I have attached an example fastQ & two sam files with -k 1 (successful) & -k 2 (failed) passed as params so you can compare the sam files in successful vs failed tests. Both were generated by Bowtie2 using this same fastQ file.

File extensions changed to .txt so this form will accept them for upload.

test_k1_sam.txt test_k2_sam.txt test.fq.txt

temehi commented 7 years ago

Thanks again for spotting this problem. I have updated the tutorial accordingly.

The error is definitely related to the issue I have linked above. And since this issue is not related to SLIMM I will close it.

The latest version of bowtie2 (v2.3.1) produces a SAM file that is invalid when reporting secondary alignments (k >= 2). Specifically, there are fastQ like records that start with @ in the non-header part of the SAM file. A line that starts with @ is a header record for sam files and all the header records should be at the beginning. Which makes the output SAM files, including your example test_k2_sam.txt, invalid.

In your example file, the sam header records end at line 4540 then you have 2 alignment records. But at line 4543 you have a line that starts like @77.TS31_18 E91NI ... which invalidates the SAM file.

Do you think my analysis will suffer much if I skip the -k Bowtie2 param and just use the default option (Bowtie2 looks for multiple alignments, reports best, with MAPQ)?

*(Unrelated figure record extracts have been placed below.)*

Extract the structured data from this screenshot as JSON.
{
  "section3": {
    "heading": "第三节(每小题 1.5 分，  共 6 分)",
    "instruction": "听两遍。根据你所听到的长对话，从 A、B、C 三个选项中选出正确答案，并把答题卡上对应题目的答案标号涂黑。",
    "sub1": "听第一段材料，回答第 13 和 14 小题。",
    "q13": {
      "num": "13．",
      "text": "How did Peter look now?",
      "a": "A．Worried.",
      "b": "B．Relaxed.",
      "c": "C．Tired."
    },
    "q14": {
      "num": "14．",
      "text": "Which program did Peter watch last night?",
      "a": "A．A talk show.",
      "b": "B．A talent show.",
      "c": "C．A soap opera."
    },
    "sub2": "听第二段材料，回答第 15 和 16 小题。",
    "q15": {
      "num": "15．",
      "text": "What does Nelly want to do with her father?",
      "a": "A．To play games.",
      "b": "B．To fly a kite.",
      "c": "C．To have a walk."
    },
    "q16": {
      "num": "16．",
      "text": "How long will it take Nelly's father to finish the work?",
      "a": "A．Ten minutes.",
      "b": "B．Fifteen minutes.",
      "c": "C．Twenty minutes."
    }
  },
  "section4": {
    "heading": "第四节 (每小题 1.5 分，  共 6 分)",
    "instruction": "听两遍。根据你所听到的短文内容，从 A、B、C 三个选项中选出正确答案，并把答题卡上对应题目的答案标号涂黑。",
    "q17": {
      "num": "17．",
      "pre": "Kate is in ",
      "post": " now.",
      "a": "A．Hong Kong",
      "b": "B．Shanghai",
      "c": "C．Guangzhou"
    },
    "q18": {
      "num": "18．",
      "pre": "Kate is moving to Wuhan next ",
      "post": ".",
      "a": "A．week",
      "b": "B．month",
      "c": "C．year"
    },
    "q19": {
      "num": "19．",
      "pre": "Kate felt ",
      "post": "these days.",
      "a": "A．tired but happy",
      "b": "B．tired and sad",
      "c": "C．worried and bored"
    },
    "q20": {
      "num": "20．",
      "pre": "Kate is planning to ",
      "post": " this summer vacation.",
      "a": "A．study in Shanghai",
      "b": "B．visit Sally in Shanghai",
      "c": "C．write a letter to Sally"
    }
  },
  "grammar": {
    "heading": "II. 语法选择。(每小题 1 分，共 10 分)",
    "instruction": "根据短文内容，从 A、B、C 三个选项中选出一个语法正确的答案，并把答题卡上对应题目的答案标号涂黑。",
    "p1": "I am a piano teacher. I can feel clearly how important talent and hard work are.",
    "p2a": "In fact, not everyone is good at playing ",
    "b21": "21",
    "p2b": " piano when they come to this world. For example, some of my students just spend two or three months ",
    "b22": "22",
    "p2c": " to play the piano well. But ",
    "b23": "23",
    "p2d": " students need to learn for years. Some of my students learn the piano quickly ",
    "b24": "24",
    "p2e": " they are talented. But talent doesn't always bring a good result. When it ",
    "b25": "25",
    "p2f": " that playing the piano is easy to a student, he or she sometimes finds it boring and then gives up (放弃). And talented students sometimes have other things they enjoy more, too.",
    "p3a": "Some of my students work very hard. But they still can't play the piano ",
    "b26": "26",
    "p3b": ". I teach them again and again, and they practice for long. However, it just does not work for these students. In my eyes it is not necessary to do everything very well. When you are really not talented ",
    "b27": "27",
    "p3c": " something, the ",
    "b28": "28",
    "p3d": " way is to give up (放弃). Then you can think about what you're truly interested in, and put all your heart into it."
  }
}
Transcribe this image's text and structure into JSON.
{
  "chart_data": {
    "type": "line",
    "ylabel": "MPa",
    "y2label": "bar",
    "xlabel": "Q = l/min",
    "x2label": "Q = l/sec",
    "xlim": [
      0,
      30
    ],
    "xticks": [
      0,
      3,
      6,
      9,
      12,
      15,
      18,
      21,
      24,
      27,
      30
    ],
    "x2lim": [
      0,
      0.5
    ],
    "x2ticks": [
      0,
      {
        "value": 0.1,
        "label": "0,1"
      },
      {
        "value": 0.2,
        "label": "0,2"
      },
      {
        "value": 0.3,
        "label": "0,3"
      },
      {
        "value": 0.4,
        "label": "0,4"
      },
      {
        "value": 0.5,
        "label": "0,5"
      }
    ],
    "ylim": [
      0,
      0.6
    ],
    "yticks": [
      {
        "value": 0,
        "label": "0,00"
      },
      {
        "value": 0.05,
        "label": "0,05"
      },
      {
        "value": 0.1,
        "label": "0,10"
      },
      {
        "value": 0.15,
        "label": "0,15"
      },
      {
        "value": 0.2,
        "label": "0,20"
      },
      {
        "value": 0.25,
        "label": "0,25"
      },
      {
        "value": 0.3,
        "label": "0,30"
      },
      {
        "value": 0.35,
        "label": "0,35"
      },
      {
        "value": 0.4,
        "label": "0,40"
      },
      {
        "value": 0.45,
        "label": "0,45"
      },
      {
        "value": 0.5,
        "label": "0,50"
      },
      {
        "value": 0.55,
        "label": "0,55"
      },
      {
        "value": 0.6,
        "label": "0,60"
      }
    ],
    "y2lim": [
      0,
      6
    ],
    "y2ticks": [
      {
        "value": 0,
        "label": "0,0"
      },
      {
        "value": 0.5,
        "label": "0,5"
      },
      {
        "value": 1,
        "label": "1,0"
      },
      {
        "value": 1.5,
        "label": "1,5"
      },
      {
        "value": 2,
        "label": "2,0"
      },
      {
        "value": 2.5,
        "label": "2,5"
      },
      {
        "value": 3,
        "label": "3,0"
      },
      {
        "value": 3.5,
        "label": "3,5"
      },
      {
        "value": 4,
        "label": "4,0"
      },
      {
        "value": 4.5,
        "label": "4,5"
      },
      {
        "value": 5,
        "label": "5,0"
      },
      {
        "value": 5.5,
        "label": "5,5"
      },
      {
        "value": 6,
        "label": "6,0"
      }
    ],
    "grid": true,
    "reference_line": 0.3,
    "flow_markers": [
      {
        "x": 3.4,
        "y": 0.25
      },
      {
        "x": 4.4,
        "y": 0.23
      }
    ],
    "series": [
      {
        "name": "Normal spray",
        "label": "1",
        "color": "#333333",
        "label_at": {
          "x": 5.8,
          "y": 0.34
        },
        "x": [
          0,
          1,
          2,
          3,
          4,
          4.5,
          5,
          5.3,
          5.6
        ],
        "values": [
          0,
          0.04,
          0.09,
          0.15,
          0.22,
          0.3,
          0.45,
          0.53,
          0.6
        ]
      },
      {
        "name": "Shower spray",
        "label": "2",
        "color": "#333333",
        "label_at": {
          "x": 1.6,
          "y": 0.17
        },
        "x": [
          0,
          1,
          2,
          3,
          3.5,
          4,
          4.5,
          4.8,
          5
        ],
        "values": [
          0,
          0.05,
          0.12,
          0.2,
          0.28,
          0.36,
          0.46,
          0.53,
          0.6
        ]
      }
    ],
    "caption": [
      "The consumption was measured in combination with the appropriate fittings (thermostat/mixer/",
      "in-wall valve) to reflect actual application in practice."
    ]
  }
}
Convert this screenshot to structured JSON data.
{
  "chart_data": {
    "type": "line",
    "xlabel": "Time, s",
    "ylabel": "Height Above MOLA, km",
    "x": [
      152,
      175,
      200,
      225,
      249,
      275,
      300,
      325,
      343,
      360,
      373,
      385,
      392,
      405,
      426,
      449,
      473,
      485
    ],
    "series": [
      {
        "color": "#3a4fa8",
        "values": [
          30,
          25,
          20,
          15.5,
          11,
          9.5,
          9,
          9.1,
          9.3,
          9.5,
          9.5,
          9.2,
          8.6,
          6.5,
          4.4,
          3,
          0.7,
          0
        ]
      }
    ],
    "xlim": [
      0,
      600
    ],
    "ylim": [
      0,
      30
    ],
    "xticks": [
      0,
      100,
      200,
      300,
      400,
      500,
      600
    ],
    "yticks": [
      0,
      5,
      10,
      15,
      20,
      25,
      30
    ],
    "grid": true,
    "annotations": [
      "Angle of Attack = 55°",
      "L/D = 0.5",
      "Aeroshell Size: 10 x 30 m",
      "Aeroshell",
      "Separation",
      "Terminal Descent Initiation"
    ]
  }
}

Yes! If you turn off secondary alignments Bowtie2 will choose one alignment out of the best alignments randomly. And SLIMM's job includes identifying which alignments are the more likely ones. And an alignment with lower quality might become the more likely one.

I recommend using older versions bowtie2. (I used v2.2.9 without a problem) and the guy who reported the issue said v2.3.0 also have the expected output.